Usually a phrase like, “I sat down the other day and flipped open my Bible,” would be followed with an inspirational testimony or life-changing sermon. But I sat down the other day, flipped open my Bible and groaned. Time for more personal reflection, I thought to myself.

Written by Avina Khiatani

Usually a phrase like, “I sat down the other day and flipped open my Bible,” would be followed with an inspirational testimony or life-changing sermon.

But I sat down the other day, flipped open my Bible and groaned. Time for more personal reflection, I thought to myself.

We’re four weeks into the semester and students are already up to their ears in reading and homework. I happen to be taking three Bible classes this semester and it is no picnic.

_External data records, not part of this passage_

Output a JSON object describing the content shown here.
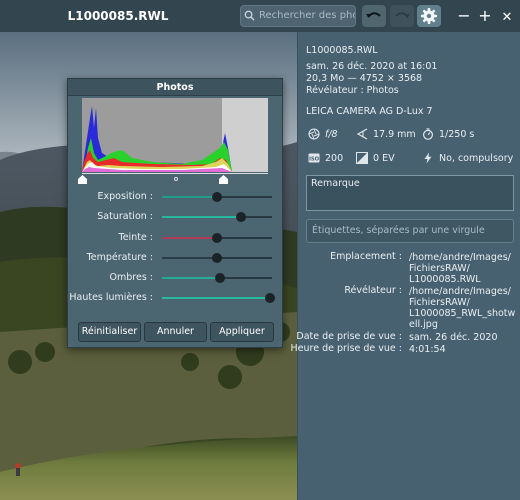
{
  "window": {
    "title": "L1000085.RWL",
    "search_placeholder": "Rechercher des pho…",
    "icons": [
      "search-icon",
      "rotate-left-icon",
      "rotate-right-icon",
      "gear-icon",
      "minimize-icon",
      "maximize-icon",
      "close-icon"
    ],
    "minimize_label": "−",
    "maximize_label": "+",
    "close_label": "✕"
  },
  "info": {
    "filename": "L1000085.RWL",
    "date": "sam. 26 déc. 2020 at 16:01",
    "size_dims": "20,3 Mo — 4752 × 3568",
    "developer": "Révélateur : Photos",
    "camera": "LEICA CAMERA AG D-Lux 7",
    "aperture": "f/8",
    "focal": "17.9 mm",
    "shutter": "1/250 s",
    "iso": "200",
    "ev": "0 EV",
    "flash": "No, compulsory",
    "remark_text": "Remarque",
    "tags_placeholder": "Étiquettes, séparées par une virgule",
    "details": {
      "location_label": "Emplacement :",
      "location_lines": [
        "/home/andre/Images/",
        "FichiersRAW/",
        "L1000085.RWL"
      ],
      "developer_label": "Révélateur :",
      "developer_lines": [
        "/home/andre/Images/",
        "FichiersRAW/",
        "L1000085_RWL_shotw",
        "ell.jpg"
      ],
      "date_label": "Date de prise de vue :",
      "date_value": "sam. 26 déc. 2020",
      "time_label": "Heure de prise de vue :",
      "time_value": "4:01:54"
    }
  },
  "dialog": {
    "title": "Photos",
    "sliders": [
      {
        "label": "Exposition :",
        "value": 0.5,
        "color": "#1f9c8a"
      },
      {
        "label": "Saturation :",
        "value": 0.72,
        "color": "#27b79c"
      },
      {
        "label": "Teinte :",
        "value": 0.5,
        "color": "#b03a58"
      },
      {
        "label": "Température :",
        "value": 0.5,
        "color": "#2a3c45"
      },
      {
        "label": "Ombres :",
        "value": 0.53,
        "color": "#24a994"
      },
      {
        "label": "Hautes lumières :",
        "value": 0.98,
        "color": "#27b89d"
      }
    ],
    "buttons": {
      "reset": "Réinitialiser",
      "cancel": "Annuler",
      "apply": "Appliquer"
    }
  }
}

It’s that time of the semester where the prior excitement of being back in school starts to fade. Our cheek muscles are starting to hurt from smiling, and Commons is slowly eating up our flex points. People are already starting to use their free absences, and there are actually seats in chapel now.

If you’re anything like me, you really enjoy going to chapel, only when the bulk of the semester hits, you realize you might actually enjoy sleep more. That’s why we go to as many as we can now, so we don’t have to go as often later on.

I went to After Dark last night, and it really got me thinking about this. After a short time of worship, we were told that all we were going to do that night was sit in silence and wait on God while passages of scripture were read.

My initial reaction was not a happy one.

For the first five minutes, running through my mind were all the things I could have been doing. I calculated the amount of time I would spend meditating, and wondered if it could count towards my devotional assignment. Then I stopped, startled as I realized how calloused I had become toward the beauty of the very presence of God.

At the beginning of every year we are reminded in class or in chapel to put God in the center of our lives. Yet as the semester goes along, it becomes increasingly easy to forget God, our Lord and Savior, in the pursuit of the Old Testament assignment “God,” the chapel credit “God,” and the missions trip meeting “God.”

I am in three Bible classes at a Christian school, where I’m required to go to at least 30 chapel sessions, and eight conference sessions, and still I lose sight of him. How is that possible?

We could graduate with Bible degree with a ton of knowledge ticked under our belts, yet still know nothing about him at all. It’s a truth so simple, yet so hard to grasp.

I think it all comes down to what we’re going to do in response to what we learn about him and whether we allow ourselves to be fascinated daily by his great glory.

“Be Thou my vision, O Lord of my heart;
Naught be all else to me, save that Thou art.
Thou my best thought, by day or by night,
Waking or sleeping, Thy presence my light.”